The smile grew even broader. “We’re moving! We’re taking over a bar by the temple.”
A wiry, gray-headed man approached from the kitchen with two small children in his wake. This must be the veteran her husband had spoken of. Much older than his wife, as they often were. Mara, catching sight of the children, scrambled to stand on Neena’s lap for a better view. Tilla commented on it in British to Neena: The baby was not so shy now.
Ruso was saying, “I hear you’re moving.”
“I’ll believe it when it’s all signed and sealed,” the man said. “Not before.”
“Oh, you!” The woman gave him an affectionate rub on the shoulder. “It will be all right, Gnaeus.” She turned to Tilla’s husband. “Didn’t I tell you he’d think of something?”
The man called Gnaeus said, “I didn’t think of this.”
“He’ll be fine once we’re there,” the woman assured them. “We’d move tomorrow, only it’s the Sulis Minerva festival and we don’t want to miss it.”
“You don’t want to miss it,” put in the husband.
The woman turned to Tilla and said in British, “You’ll enjoy it.” She switched back into Latin for “Once they’ve done all that business at the temple, there’ll be free food, and proper music, and dancing by torch
light in the courtyard.”
Tilla saw Ruso exchange a glance with Gnaeus. “You do not have to join in with the dancing,” she told him. “Neena and Virana and I will dance while you and Albanus look after the baby.”
From the way he looked at her, anyone would think she had suggested eating his grandmother. The young woman looked amused. “What can I get you to drink?”
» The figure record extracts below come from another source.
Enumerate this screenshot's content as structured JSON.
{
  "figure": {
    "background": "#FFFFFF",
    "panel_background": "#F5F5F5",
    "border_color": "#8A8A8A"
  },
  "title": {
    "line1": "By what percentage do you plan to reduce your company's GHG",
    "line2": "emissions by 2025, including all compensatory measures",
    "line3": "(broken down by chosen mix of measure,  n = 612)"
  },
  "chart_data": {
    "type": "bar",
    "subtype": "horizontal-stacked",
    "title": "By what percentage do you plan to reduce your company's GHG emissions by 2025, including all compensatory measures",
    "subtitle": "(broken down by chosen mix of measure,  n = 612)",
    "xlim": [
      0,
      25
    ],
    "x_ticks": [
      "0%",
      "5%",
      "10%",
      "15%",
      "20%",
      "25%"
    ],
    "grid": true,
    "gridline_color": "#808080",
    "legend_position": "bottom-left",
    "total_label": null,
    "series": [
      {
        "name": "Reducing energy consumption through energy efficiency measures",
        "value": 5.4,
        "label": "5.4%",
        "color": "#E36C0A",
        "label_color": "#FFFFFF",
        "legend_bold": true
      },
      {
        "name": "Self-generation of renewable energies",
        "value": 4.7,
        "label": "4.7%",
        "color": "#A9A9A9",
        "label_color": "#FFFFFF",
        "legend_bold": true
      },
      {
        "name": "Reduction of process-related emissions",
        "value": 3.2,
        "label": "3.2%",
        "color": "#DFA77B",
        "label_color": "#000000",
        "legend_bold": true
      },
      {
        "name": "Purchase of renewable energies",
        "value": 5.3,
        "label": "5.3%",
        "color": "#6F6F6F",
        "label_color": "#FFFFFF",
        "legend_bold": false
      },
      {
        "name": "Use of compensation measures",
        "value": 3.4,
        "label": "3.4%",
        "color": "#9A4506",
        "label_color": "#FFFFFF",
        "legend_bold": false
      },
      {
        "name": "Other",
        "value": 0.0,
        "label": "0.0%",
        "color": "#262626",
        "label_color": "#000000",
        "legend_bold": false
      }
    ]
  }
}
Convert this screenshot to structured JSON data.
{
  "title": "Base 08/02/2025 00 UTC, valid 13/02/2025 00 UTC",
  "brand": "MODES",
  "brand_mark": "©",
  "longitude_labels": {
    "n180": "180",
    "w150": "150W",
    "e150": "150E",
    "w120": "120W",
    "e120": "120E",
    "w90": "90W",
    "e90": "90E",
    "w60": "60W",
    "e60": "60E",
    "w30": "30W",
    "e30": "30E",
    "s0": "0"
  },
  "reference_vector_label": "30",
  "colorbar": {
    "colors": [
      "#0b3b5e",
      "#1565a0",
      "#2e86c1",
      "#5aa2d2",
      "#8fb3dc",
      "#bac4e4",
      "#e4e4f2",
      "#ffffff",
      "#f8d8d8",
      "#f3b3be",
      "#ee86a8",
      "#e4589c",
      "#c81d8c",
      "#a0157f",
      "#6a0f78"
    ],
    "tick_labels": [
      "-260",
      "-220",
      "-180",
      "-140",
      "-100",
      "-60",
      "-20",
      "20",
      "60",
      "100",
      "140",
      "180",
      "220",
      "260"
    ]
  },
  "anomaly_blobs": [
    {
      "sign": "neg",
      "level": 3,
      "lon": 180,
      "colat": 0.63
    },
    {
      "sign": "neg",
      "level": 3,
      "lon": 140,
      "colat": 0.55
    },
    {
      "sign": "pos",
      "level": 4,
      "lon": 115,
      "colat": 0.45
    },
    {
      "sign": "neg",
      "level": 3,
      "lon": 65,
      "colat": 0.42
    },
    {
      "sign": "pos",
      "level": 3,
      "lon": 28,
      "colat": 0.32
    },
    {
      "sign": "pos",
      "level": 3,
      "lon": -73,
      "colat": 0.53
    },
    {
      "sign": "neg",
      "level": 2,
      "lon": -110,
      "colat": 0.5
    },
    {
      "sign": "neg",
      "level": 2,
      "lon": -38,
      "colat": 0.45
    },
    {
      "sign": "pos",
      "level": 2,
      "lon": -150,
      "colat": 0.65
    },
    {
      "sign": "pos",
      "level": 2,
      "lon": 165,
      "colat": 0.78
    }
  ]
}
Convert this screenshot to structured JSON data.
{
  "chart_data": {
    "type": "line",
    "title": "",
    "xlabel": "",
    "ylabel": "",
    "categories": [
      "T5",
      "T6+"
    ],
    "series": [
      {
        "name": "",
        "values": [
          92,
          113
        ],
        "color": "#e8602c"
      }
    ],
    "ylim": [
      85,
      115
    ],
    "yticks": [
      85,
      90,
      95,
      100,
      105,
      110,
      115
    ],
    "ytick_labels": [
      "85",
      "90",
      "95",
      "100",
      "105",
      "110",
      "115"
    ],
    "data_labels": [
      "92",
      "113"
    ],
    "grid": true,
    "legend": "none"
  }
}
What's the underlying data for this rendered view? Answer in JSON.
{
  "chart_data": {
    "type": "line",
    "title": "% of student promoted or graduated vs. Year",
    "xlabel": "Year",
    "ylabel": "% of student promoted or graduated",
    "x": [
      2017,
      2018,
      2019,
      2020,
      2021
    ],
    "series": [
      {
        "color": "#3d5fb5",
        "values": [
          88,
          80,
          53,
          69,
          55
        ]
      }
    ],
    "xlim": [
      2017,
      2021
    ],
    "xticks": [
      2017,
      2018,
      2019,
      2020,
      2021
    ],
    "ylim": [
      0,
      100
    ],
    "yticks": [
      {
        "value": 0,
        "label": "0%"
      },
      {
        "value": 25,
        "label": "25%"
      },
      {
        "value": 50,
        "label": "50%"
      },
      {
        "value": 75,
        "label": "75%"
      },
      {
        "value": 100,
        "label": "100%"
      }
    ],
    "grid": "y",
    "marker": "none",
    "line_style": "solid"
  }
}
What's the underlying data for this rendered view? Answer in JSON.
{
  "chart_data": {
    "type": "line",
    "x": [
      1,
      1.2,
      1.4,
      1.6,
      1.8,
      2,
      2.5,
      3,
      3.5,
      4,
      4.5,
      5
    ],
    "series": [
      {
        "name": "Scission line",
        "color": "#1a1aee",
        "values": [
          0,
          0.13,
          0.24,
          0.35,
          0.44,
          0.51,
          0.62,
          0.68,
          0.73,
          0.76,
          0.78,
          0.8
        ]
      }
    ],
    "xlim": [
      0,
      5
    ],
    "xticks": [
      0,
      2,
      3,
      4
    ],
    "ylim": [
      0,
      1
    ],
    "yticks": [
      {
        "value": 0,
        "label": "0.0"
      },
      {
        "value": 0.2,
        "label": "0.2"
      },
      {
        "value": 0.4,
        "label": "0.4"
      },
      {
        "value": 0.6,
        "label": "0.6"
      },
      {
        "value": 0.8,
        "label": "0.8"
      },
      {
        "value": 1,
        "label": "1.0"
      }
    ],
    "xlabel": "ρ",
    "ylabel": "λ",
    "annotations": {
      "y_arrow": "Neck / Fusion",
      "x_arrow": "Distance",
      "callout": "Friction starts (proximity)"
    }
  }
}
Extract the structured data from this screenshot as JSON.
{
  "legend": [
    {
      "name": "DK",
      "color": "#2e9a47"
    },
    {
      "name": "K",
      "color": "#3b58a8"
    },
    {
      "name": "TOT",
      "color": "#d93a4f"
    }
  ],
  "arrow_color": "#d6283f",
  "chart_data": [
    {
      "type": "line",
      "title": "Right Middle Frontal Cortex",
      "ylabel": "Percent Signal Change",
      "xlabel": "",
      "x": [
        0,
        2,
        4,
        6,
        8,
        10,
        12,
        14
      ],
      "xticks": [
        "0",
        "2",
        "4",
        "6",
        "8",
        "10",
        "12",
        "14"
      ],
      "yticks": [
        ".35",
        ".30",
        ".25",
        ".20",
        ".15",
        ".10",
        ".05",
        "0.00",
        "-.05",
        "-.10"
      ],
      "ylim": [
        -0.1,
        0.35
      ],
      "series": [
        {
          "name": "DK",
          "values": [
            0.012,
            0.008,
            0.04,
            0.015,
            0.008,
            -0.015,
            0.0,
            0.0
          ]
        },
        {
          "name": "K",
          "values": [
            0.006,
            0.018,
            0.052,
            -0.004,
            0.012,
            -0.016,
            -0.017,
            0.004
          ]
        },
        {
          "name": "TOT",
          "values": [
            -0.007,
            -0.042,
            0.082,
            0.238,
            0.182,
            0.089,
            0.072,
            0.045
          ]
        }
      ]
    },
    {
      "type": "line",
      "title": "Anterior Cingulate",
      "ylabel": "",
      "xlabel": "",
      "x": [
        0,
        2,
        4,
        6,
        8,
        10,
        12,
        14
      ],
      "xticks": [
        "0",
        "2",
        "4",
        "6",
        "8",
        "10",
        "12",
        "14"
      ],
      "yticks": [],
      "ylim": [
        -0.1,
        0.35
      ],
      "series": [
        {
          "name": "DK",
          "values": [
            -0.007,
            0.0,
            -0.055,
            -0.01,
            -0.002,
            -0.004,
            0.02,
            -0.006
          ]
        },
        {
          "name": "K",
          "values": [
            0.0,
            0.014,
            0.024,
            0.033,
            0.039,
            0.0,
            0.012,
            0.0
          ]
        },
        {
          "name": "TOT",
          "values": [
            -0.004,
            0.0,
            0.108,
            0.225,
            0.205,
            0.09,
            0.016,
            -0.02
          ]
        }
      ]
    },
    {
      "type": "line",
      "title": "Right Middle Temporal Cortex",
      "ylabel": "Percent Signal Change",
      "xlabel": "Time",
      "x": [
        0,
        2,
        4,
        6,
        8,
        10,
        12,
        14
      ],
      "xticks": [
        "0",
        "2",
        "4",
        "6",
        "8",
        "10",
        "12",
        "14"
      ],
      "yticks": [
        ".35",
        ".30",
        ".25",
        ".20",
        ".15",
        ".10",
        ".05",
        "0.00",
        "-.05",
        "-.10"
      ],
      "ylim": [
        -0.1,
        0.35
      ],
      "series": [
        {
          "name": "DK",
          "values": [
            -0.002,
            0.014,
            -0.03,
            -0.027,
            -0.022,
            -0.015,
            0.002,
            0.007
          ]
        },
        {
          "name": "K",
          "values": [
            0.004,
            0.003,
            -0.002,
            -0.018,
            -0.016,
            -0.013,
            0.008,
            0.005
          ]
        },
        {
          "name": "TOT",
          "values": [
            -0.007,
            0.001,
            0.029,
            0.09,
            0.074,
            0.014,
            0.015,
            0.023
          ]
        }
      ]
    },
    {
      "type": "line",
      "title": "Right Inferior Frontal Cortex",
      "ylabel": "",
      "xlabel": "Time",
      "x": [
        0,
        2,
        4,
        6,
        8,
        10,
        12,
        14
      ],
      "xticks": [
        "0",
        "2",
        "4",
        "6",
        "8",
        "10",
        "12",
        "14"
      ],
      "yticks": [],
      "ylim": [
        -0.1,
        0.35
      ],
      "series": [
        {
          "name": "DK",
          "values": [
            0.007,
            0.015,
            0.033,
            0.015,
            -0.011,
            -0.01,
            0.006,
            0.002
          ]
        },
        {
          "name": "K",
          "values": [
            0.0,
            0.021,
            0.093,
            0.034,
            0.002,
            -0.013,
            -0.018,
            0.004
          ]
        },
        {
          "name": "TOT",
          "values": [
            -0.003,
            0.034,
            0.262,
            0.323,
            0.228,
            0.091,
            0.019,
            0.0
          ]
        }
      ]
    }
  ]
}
Tilla and Neena both chose beer. Mara was given some milk, but, to Tilla’s embarrassment, instead of drinking it, she decided to spray it out of her mouth and all over the table. For a moment even Mara looked amazed at what she had done. Then she saw that the watching children thought it was very funny, and her face lit up into a broad grin.
Looking back on it, Tilla saw that this was the moment when she should have asked Neena to take the baby out. But they had come here as a family and, besides, her husband was trying to hold a serious conversation with the bar owners about the night of the fire, and getting Mara out would have meant asking him to move. So she wrestled the spouted cup out of Mara’s protesting grasp before she could do it again, and wiped up the mess. Meanwhile, seeing the baby was in need of distraction, Neena took out an apple she had bought from a stall earlier and cut it into slices.
“I wouldn’t have noticed her,” the young woman was saying, “I mean, there was lots of shouting going on. But she was different, you know? She wasn’t shouting about the fire. It was like she was pleading with him.”
“What did she say?”
“Something about not going back there. ‘Don’t confront him’—I think that’s what she said.”
Mara had grabbed a slice of apple in each small hand and was now waving them in the air, squealing with delight at the mirth this caused the owners’ children.
“ ‘Don’t confront him’?” asked Ruso, ignoring the excitement going on beside him. “Are you sure?”
“ ‘Don’t confront him. Not now.’ I thought it was a funny thing to say. I mean, the Little Eagle’s ablaze, people are screaming, there are men tearing another building down with their bare hands, and that Terentius is off to pick a fight with somebody.”